The Safe and Sober campaign was coordinated by zone supervisor Sgt. Blaine Adams of Jackson. He said the last two weekends of the operation were more effective.
"A lot of it has to do with the time we conduct the operation," he said. "We've done it in the past when school's going on," Adams said. "We're concentrating on DWIs, but we're still enforcing traffic laws and underage arrests, drug possession and everything we can find."
In this year's campaign, 218 other arrests were made, including traffic offenses and other criminal offenses, McNiell said.
While Cape Girardeau County annually has the highest number of alcohol-related crashes in the region, those numbers can be misleading, said patrol Capt. Chris Ricks.
"Cape County had more crashes, but it's a more populated area," Ricks said. "Property damage, such as fender benders, are much more likely in urban areas with high traffic in the early mornings and late evenings. You probably don't have any more of a problem with alcohol-related crashes than any other part of the state."
In 2001, the patrol investigated 2,969 crashes in the county. Of those, 100 involved alcohol as a contributing factor -- amounting to 3.7 percent of the total. That percentage drops even lower during the five previous years. The 2001 crashes in Bollinger, Scott and Stoddard counties only have a combined total of 1,891 crashes, but their 155 alcohol-related accidents accounted for more than 9.3 percent of their total.
Adams said the surrounding counties possibly have higher percentages of alcohol-related crashes because of economic problems and lower DWI conviction rates in those counties.
McNiell says many of those intoxicated drivers start drinking in Cape Girardeau or over the river in East Cape Girardeau, Ill., before heading back home to other counties.
"Once the bars close here, we're finding these people are crossing the river to East Cape Girardeau, then come back into Missouri intoxicated and are traveling the area roadways from Cape Girardeau into Scott, Stoddard and other counties," McNiell said.
A sobriety checkpoint jointly operated at Morgan Oak Street by police and the patrol netted 23 drunken drivers coming across the bridge about five years ago on Halloween night, he said. That was the most arrests coming out of a single checkpoint in the state's history.
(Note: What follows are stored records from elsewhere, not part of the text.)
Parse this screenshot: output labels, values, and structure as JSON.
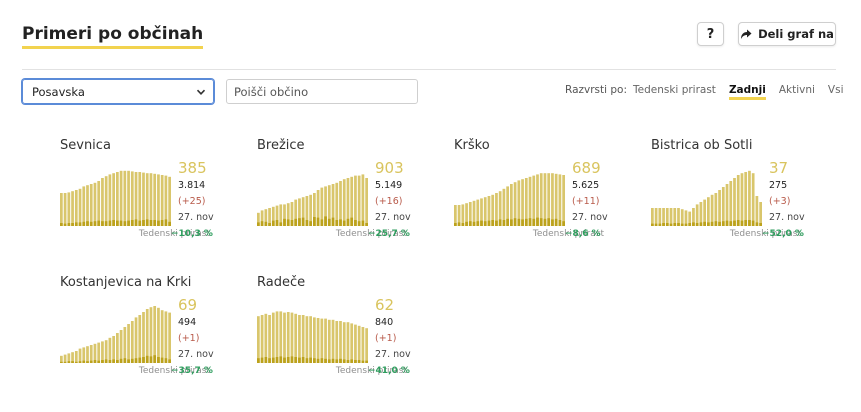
{
  "header": {
    "title": "Primeri po občinah",
    "help_label": "?",
    "share_label": "Deli graf na"
  },
  "filters": {
    "region_value": "Posavska",
    "search_placeholder": "Poišči občino"
  },
  "sort": {
    "label": "Razvrsti po:",
    "options": [
      "Tedenski prirast",
      "Zadnji",
      "Aktivni",
      "Vsi"
    ],
    "active": "Zadnji"
  },
  "colors": {
    "bar": "#d9c66c",
    "bar_dark": "#bca21c",
    "accent": "#f2d34f",
    "positive": "#2e9e5e",
    "delta": "#b85a4a"
  },
  "cards": [
    {
      "name": "Sevnica",
      "active": "385",
      "total": "3.814",
      "delta": "(+25)",
      "date": "27. nov",
      "weekly_label": "Tedenski prirast",
      "weekly_value": "−10,3 %",
      "bars": [
        55,
        55,
        56,
        58,
        60,
        62,
        66,
        68,
        70,
        72,
        75,
        80,
        83,
        86,
        88,
        90,
        92,
        92,
        92,
        91,
        90,
        90,
        89,
        88,
        88,
        87,
        86,
        85,
        84,
        82
      ],
      "daily": [
        5,
        4,
        5,
        5,
        6,
        6,
        7,
        8,
        7,
        8,
        9,
        8,
        8,
        9,
        10,
        9,
        9,
        8,
        9,
        10,
        11,
        9,
        10,
        11,
        10,
        10,
        9,
        10,
        11,
        7
      ]
    },
    {
      "name": "Brežice",
      "active": "903",
      "total": "5.149",
      "delta": "(+16)",
      "date": "27. nov",
      "weekly_label": "Tedenski prirast",
      "weekly_value": "−25,7 %",
      "bars": [
        22,
        26,
        28,
        30,
        32,
        34,
        36,
        36,
        38,
        40,
        44,
        46,
        48,
        50,
        52,
        55,
        60,
        64,
        66,
        68,
        70,
        72,
        75,
        78,
        80,
        82,
        84,
        84,
        86,
        80
      ],
      "daily": [
        6,
        8,
        7,
        5,
        9,
        10,
        6,
        12,
        11,
        10,
        12,
        13,
        14,
        10,
        8,
        15,
        14,
        11,
        16,
        12,
        14,
        10,
        11,
        9,
        12,
        14,
        10,
        8,
        9,
        5
      ]
    },
    {
      "name": "Krško",
      "active": "689",
      "total": "5.625",
      "delta": "(+11)",
      "date": "27. nov",
      "weekly_label": "Tedenski prirast",
      "weekly_value": "−8,6 %",
      "bars": [
        35,
        35,
        36,
        38,
        40,
        42,
        44,
        46,
        48,
        50,
        52,
        55,
        58,
        62,
        66,
        70,
        73,
        76,
        78,
        80,
        82,
        84,
        86,
        88,
        88,
        88,
        88,
        87,
        86,
        85
      ],
      "daily": [
        5,
        6,
        5,
        7,
        8,
        7,
        8,
        9,
        8,
        9,
        10,
        9,
        11,
        10,
        12,
        11,
        13,
        12,
        11,
        12,
        13,
        12,
        14,
        13,
        12,
        13,
        11,
        12,
        10,
        8
      ]
    },
    {
      "name": "Bistrica ob Sotli",
      "active": "37",
      "total": "275",
      "delta": "(+3)",
      "date": "27. nov",
      "weekly_label": "Tedenski prirast",
      "weekly_value": "−52,0 %",
      "bars": [
        30,
        30,
        30,
        30,
        30,
        30,
        30,
        30,
        28,
        26,
        24,
        30,
        36,
        40,
        44,
        48,
        52,
        55,
        60,
        65,
        70,
        75,
        80,
        85,
        88,
        90,
        92,
        88,
        50,
        40
      ],
      "daily": [
        4,
        4,
        4,
        5,
        5,
        4,
        5,
        5,
        4,
        4,
        5,
        6,
        5,
        6,
        7,
        6,
        7,
        8,
        7,
        8,
        9,
        8,
        9,
        10,
        9,
        10,
        10,
        9,
        6,
        5
      ]
    },
    {
      "name": "Kostanjevica na Krki",
      "active": "69",
      "total": "494",
      "delta": "(+1)",
      "date": "27. nov",
      "weekly_label": "Tedenski prirast",
      "weekly_value": "−35,7 %",
      "bars": [
        12,
        14,
        16,
        18,
        20,
        24,
        26,
        28,
        30,
        32,
        34,
        36,
        38,
        42,
        45,
        50,
        55,
        60,
        65,
        70,
        76,
        80,
        85,
        90,
        93,
        95,
        92,
        88,
        86,
        84
      ],
      "daily": [
        2,
        2,
        3,
        3,
        2,
        3,
        4,
        3,
        4,
        5,
        4,
        5,
        6,
        5,
        6,
        5,
        7,
        8,
        6,
        7,
        8,
        9,
        10,
        12,
        11,
        13,
        10,
        9,
        8,
        6
      ]
    },
    {
      "name": "Radeče",
      "active": "62",
      "total": "840",
      "delta": "(+1)",
      "date": "27. nov",
      "weekly_label": "Tedenski prirast",
      "weekly_value": "−41,0 %",
      "bars": [
        78,
        80,
        82,
        80,
        84,
        86,
        86,
        84,
        85,
        84,
        82,
        80,
        80,
        78,
        78,
        76,
        75,
        74,
        74,
        72,
        72,
        70,
        70,
        68,
        68,
        66,
        64,
        62,
        60,
        58
      ],
      "daily": [
        8,
        9,
        10,
        8,
        9,
        10,
        11,
        9,
        10,
        11,
        10,
        9,
        10,
        8,
        9,
        8,
        7,
        8,
        7,
        6,
        7,
        6,
        7,
        6,
        5,
        6,
        5,
        5,
        4,
        4
      ]
    }
  ]
}
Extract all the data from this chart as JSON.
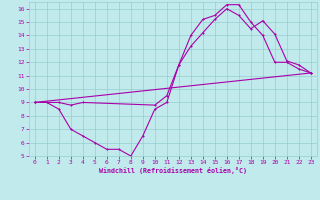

Though drunken drivers continue to plague county roads, local law enforcement have apparently gotten better at catching them. In 2001, the cities of Cape Girardeau and Jackson and the county sheriff's department jointly reported 334 DWI arrests. That number jumped in 2002 to more than 487 arrests. So far in 2003, Cape Girardeau alone has recorded 106 DWI arrests in the first five months of the year.